Si en cambio tuviéramos un sistema parlamentario, de la mayoría absoluta o de la coalición mayoritaria que se formara en el Congreso saldría el equipo de Gobierno y, mientras éste contara con la confianza de la mayoría parlamentaria pasarían dos cosas muy importantes, a saber: los proyectos del Ejecutivo tendrían que satisfacer las preferencias mayoritarias reflejadas en el Congreso y, en tal caso, gozarían de su respaldo.
Si, además, la Corte de Constitucionalidad y Poder Judicial ordinario fuesen integrados por magistrados y jueces cuya inamovilidad (a menos que violaran la Ley) les diera independencia verdadera, las reglas del derecho se harían valer de modo estable y predecible para los agentes económicos, los consumidores y los propios funcionarios públicos.
La Constitución Política en vigencia está a la raíz de la disfuncionalidad del Estado guatemalteco y, a menos que se reforme en aspectos como los aquí comentados, dentro de poco tiempo se tendrá una tercera gran crisis institucional (habiendo sido la de 1993 la primera). Comprendo que a muchos dé temor ir a una reforma más extensa de la Constitución, pero como no se haga del modo adecuado, dicha disfuncionalidad no se corregirá.

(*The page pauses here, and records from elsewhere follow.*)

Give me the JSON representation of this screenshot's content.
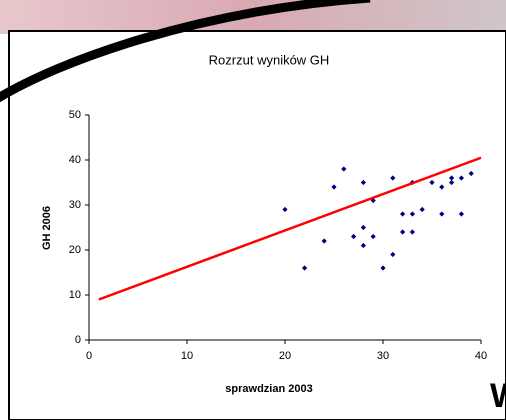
{
  "slide_fragment": "W",
  "chart_data": {
    "type": "scatter",
    "title": "Rozrzut wyników GH",
    "x_label": "sprawdzian 2003",
    "y_label": "GH 2006",
    "xlim": [
      0,
      40
    ],
    "ylim": [
      0,
      50
    ],
    "xticks": [
      0,
      10,
      20,
      30,
      40
    ],
    "yticks": [
      0,
      10,
      20,
      30,
      40,
      50
    ],
    "series": [
      {
        "type": "scatter",
        "color": "#000080",
        "x": [
          20,
          22,
          24,
          25,
          26,
          27,
          28,
          28,
          28,
          29,
          29,
          30,
          31,
          31,
          32,
          32,
          33,
          33,
          33,
          34,
          35,
          36,
          36,
          37,
          37,
          38,
          38,
          39
        ],
        "values": [
          29,
          16,
          22,
          34,
          38,
          23,
          35,
          25,
          21,
          31,
          23,
          16,
          36,
          19,
          28,
          24,
          35,
          28,
          24,
          29,
          35,
          34,
          28,
          36,
          35,
          36,
          28,
          37
        ]
      },
      {
        "type": "line",
        "color": "#ff0000",
        "x": [
          1,
          40
        ],
        "values": [
          9,
          40.5
        ]
      }
    ]
  }
}
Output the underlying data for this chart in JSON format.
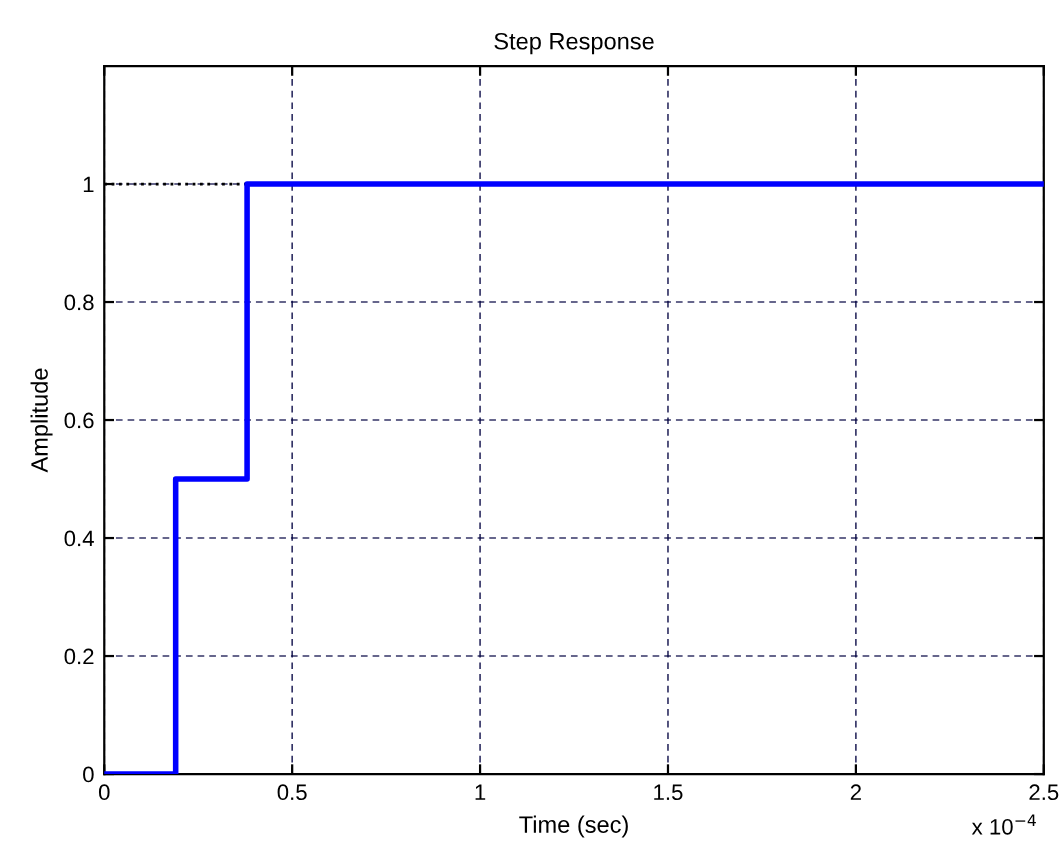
{
  "chart_data": {
    "type": "step",
    "title": "Step Response",
    "xlabel": "Time (sec)",
    "ylabel": "Amplitude",
    "series": [
      {
        "color": "#0000ff",
        "x": [
          0,
          0.19,
          0.38,
          2.5
        ],
        "values": [
          0,
          0.5,
          1,
          1
        ]
      }
    ],
    "xlim": [
      0,
      2.5
    ],
    "xticks": [
      0,
      0.5,
      1,
      1.5,
      2,
      2.5
    ],
    "ylim": [
      0,
      1.2
    ],
    "yticks": [
      0,
      0.2,
      0.4,
      0.6,
      0.8,
      1
    ],
    "ref_lines": [
      {
        "axis": "y",
        "value": 1,
        "color": "#000000",
        "line_style": "dotted"
      }
    ],
    "annotations": [
      "x 10$^{−4}$"
    ],
    "grid": true,
    "line_style": "solid",
    "marker": "none"
  }
}
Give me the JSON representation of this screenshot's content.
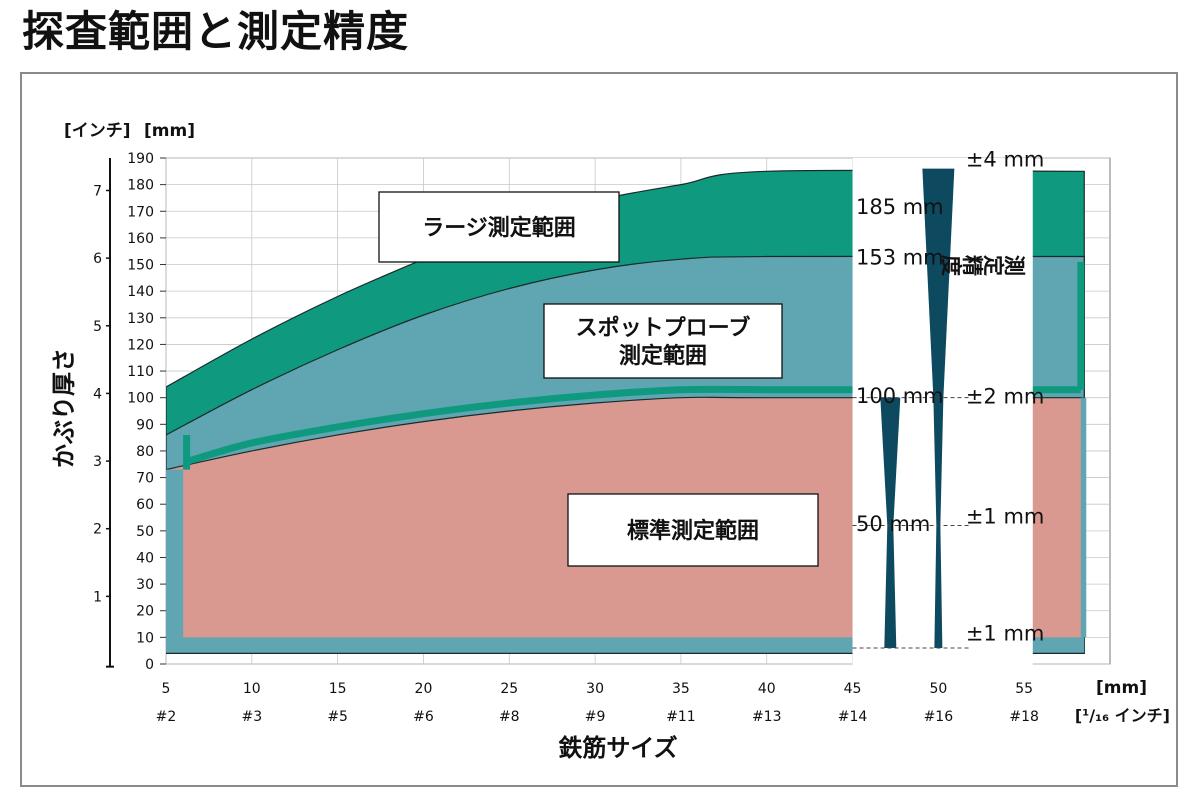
{
  "page_title": "探査範囲と測定精度",
  "colors": {
    "large_range": "#0f9a80",
    "spot_range": "#5fa5b2",
    "standard_range": "#d99890",
    "accuracy_wedge": "#0d4a60",
    "frame": "#8a8a8a",
    "grid": "#c8c8c8"
  },
  "chart_data": {
    "type": "area",
    "y_unit_labels": [
      "[インチ]",
      "[mm]"
    ],
    "ylabel": "かぶり厚さ",
    "xlabel": "鉄筋サイズ",
    "x_unit_top": "[mm]",
    "x_unit_bottom": "[¹/₁₆ インチ]",
    "xlim": [
      5,
      60
    ],
    "ylim": [
      0,
      190
    ],
    "y_ticks_mm": [
      0,
      10,
      20,
      30,
      40,
      50,
      60,
      70,
      80,
      90,
      100,
      110,
      120,
      130,
      140,
      150,
      160,
      170,
      180,
      190
    ],
    "y_ticks_inch": [
      1,
      2,
      3,
      4,
      5,
      6,
      7
    ],
    "x_ticks_mm": [
      5,
      10,
      15,
      20,
      25,
      30,
      35,
      40,
      45,
      50,
      55
    ],
    "x_ticks_bar": [
      "#2",
      "#3",
      "#5",
      "#6",
      "#8",
      "#9",
      "#11",
      "#13",
      "#14",
      "#16",
      "#18"
    ],
    "grid": true,
    "series": [
      {
        "name": "ラージ測定範囲",
        "x": [
          5,
          10,
          15,
          20,
          25,
          30,
          35,
          40,
          58.5
        ],
        "values": [
          104,
          122,
          138,
          152,
          165,
          174,
          180,
          185,
          185
        ]
      },
      {
        "name": "スポットプローブ測定範囲",
        "x": [
          5,
          10,
          15,
          20,
          25,
          30,
          35,
          40,
          58.5
        ],
        "values": [
          86,
          103,
          118,
          131,
          141,
          148,
          152,
          153,
          153
        ]
      },
      {
        "name": "標準測定範囲",
        "x": [
          5,
          10,
          15,
          20,
          25,
          30,
          35,
          40,
          58.5
        ],
        "values": [
          73,
          80,
          86,
          91,
          95,
          98,
          100,
          100,
          100
        ]
      }
    ],
    "accuracy_label": "測定精度",
    "accuracy_depths": [
      {
        "depth": "185 mm",
        "tolerance": "±4 mm"
      },
      {
        "depth": "153 mm",
        "tolerance": ""
      },
      {
        "depth": "100 mm",
        "tolerance": "±2 mm"
      },
      {
        "depth": "50 mm",
        "tolerance": "±1 mm"
      },
      {
        "depth": "",
        "tolerance": "±1 mm"
      }
    ]
  }
}
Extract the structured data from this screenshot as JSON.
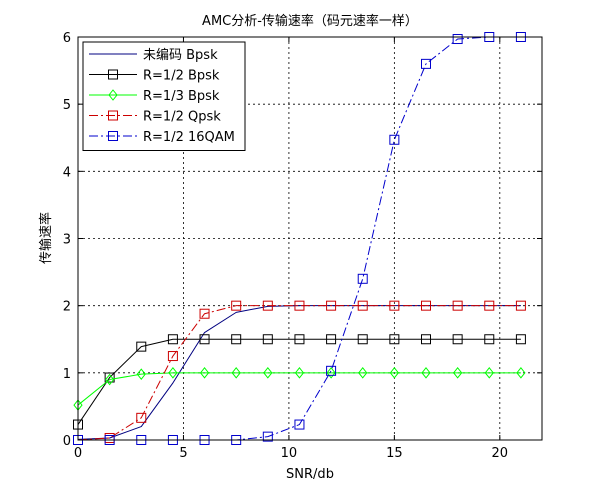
{
  "chart_data": {
    "type": "line",
    "title": "AMC分析-传输速率（码元速率一样）",
    "xlabel": "SNR/db",
    "ylabel": "传输速率",
    "xlim": [
      0,
      22
    ],
    "ylim": [
      0,
      6
    ],
    "xticks": [
      0,
      5,
      10,
      15,
      20
    ],
    "yticks": [
      0,
      1,
      2,
      3,
      4,
      5,
      6
    ],
    "grid": true,
    "legend_position": "top-left",
    "series": [
      {
        "name": "未编码 Bpsk",
        "color": "#000080",
        "line": "solid",
        "marker": "none",
        "x": [
          0,
          1.5,
          3,
          4.5,
          6,
          7.5,
          9,
          10.5,
          12,
          13.5,
          15,
          16.5,
          18,
          19.5,
          21
        ],
        "values": [
          0.01,
          0.03,
          0.2,
          0.85,
          1.6,
          1.9,
          1.99,
          2,
          2,
          2,
          2,
          2,
          2,
          2,
          2
        ]
      },
      {
        "name": "R=1/2 Bpsk",
        "color": "#000000",
        "line": "solid",
        "marker": "square",
        "x": [
          0,
          1.5,
          3,
          4.5,
          6,
          7.5,
          9,
          10.5,
          12,
          13.5,
          15,
          16.5,
          18,
          19.5,
          21
        ],
        "values": [
          0.23,
          0.93,
          1.39,
          1.5,
          1.5,
          1.5,
          1.5,
          1.5,
          1.5,
          1.5,
          1.5,
          1.5,
          1.5,
          1.5,
          1.5
        ]
      },
      {
        "name": "R=1/3 Bpsk",
        "color": "#00ff00",
        "line": "solid",
        "marker": "diamond",
        "x": [
          0,
          1.5,
          3,
          4.5,
          6,
          7.5,
          9,
          10.5,
          12,
          13.5,
          15,
          16.5,
          18,
          19.5,
          21
        ],
        "values": [
          0.52,
          0.9,
          0.98,
          1,
          1,
          1,
          1,
          1,
          1,
          1,
          1,
          1,
          1,
          1,
          1
        ]
      },
      {
        "name": "R=1/2 Qpsk",
        "color": "#cc0000",
        "line": "dashdot",
        "marker": "square",
        "x": [
          0,
          1.5,
          3,
          4.5,
          6,
          7.5,
          9,
          10.5,
          12,
          13.5,
          15,
          16.5,
          18,
          19.5,
          21
        ],
        "values": [
          0,
          0.03,
          0.33,
          1.25,
          1.88,
          2,
          2,
          2,
          2,
          2,
          2,
          2,
          2,
          2,
          2
        ]
      },
      {
        "name": "R=1/2 16QAM",
        "color": "#0000cc",
        "line": "dashdot",
        "marker": "square",
        "x": [
          0,
          1.5,
          3,
          4.5,
          6,
          7.5,
          9,
          10.5,
          12,
          13.5,
          15,
          16.5,
          18,
          19.5,
          21
        ],
        "values": [
          0,
          0,
          0,
          0,
          0,
          0,
          0.05,
          0.23,
          1.03,
          2.4,
          4.47,
          5.6,
          5.97,
          6,
          6
        ]
      }
    ]
  }
}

La obsesión por el desarrollo en sus múltiples facetas ha llevado a un “constitucionalismo romántico”, que impregna toda la Constitución y tiene su epítome en los Consejos de Desarrollo Urbano y Rural, que constituyen hoy en día una de las mayores fuentes de corrupción estatal. Las instituciones estatales deben comenzar por garantizar a los habitantes del Estado sus derechos fundamentales y por articular adecuadamente un proceso político que, paso a paso, según las preferencias ciudadanas se reflejen en cada momento en que les toque manifestarse, puedan o no ir abarcando más materias. Es absurdo que el Estado pretenda ofrecer a sus ciudadanos cosas como una Academia de Lenguas Mayas mientras deja que las maras los extorsionen, los aterroricen y, en el extremo, los asesinen.